A girlfriend stopped by last week on her way to have dinner at my mom's house up North. We had tea and talked about pies, and it inspired me to make pumpkin pie. This is my favorite recipe; it's is based on the tag of a sugar pie pumpkin I bought years ago from a farmer's market. I like it because it doesn't call for evaporated or sweetened condensed milk, which I can never seem to keep on hand.
A tip on cooking with real pumpkins: it's easier than it sounds, if you cook a lot at once and freeze it. It keeps in the freezer well, and you can pull it out and use it just as easily as canned pumpkin. It's also an awesome winter ingredient to add to stews, sauces or to spice up mashed potatoes.
Low on the sugar, if it's made with real, pureed pumpkin, it's like cheesecake.
For 1 deep 9" pie pan.
Cooking pumpkins can be a challenge, and there's no particularly easy way to do it. I like to buy small sugar pie pumpkins that fit in the oven whole, then de-seed them after they've baked, but if they're soft enough, cut and seed them and bake large slices in 1" water ~375 for an hour, or until soft.

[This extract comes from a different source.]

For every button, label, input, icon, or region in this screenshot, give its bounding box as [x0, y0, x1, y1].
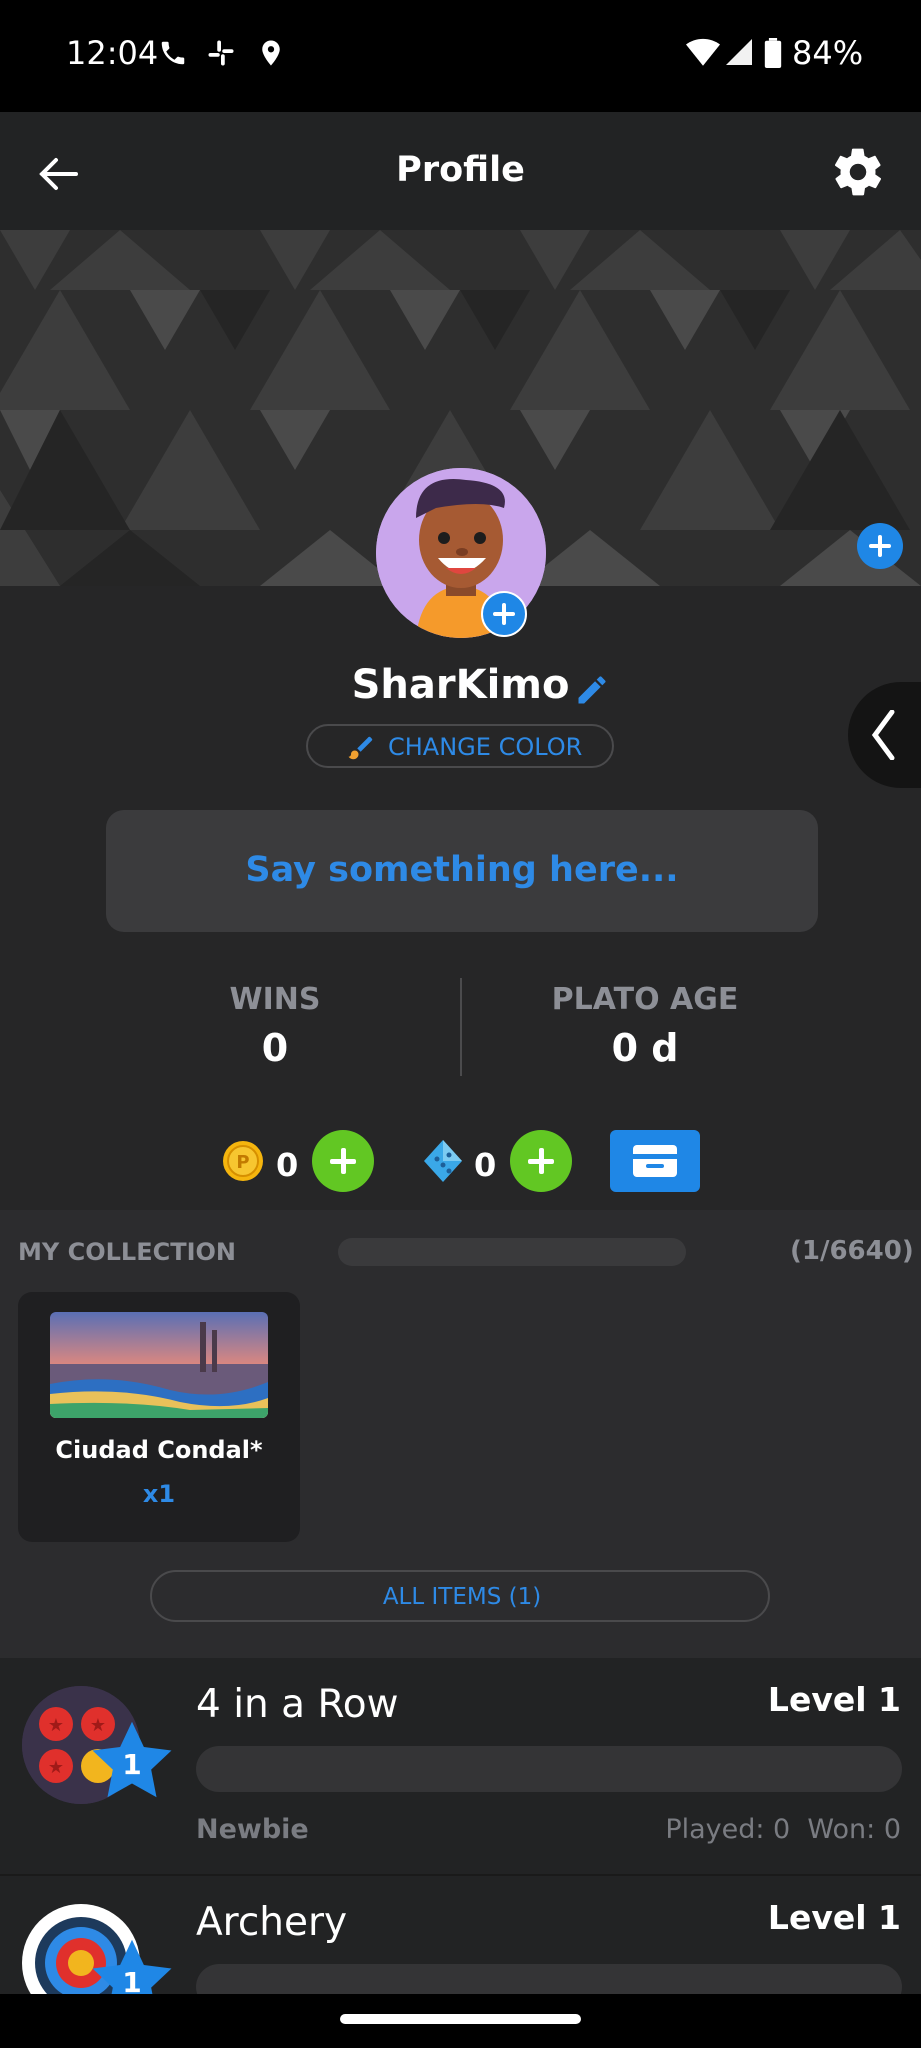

3 cups pumpkin, cooked and pureed
1 cup cane sugar, honey or maple syrup
2 cups heavy cream (whipping cream)
3 eggs
Blend all in a blender or food processor, then add spices:
1 tsp ginger
1 tsp cloves
1/2 tsp nutmeg
2 tsp cinnamon
1/2 tsp cayenne pepper
After blended to a smooth liquid, pour filling into an unbaked pie shell. Bake 375 F for about an hour, or until middle just begins to crack. Let cool before serving!
Here's my pie dough recipe. It makes two shells, or one covered pie.
1 cup flour
1/2 cup butter
1/2 tsp salt
1 egg yolk
2 tbsp lemon juice
Crumb ingredients, then knead with 1/4 cup cold water. Do not pour all water at once; mix in water in increments until it reaches dough consistency.
The same girlfriend sent me a link to this McSweeny's article about it being decorative gourd season. I love my home-grown decorative gourds.
Matt, our artist friend, carved pumpkins while I made pumpkin pie. This was the effort of his labor. Good job, Matt!


2 comments:
Now that's one beautiful looking pie, and one OMG Pumpkin!!!!!
She never seems to have evaporated milk on hand....but she just happens to have fresh pie pumpkins sitting around waiting to be baked into delicious-ness!!! Oh my,girl! You didn't get that from yo mama. These pies could almost be in the souffle category...very nice.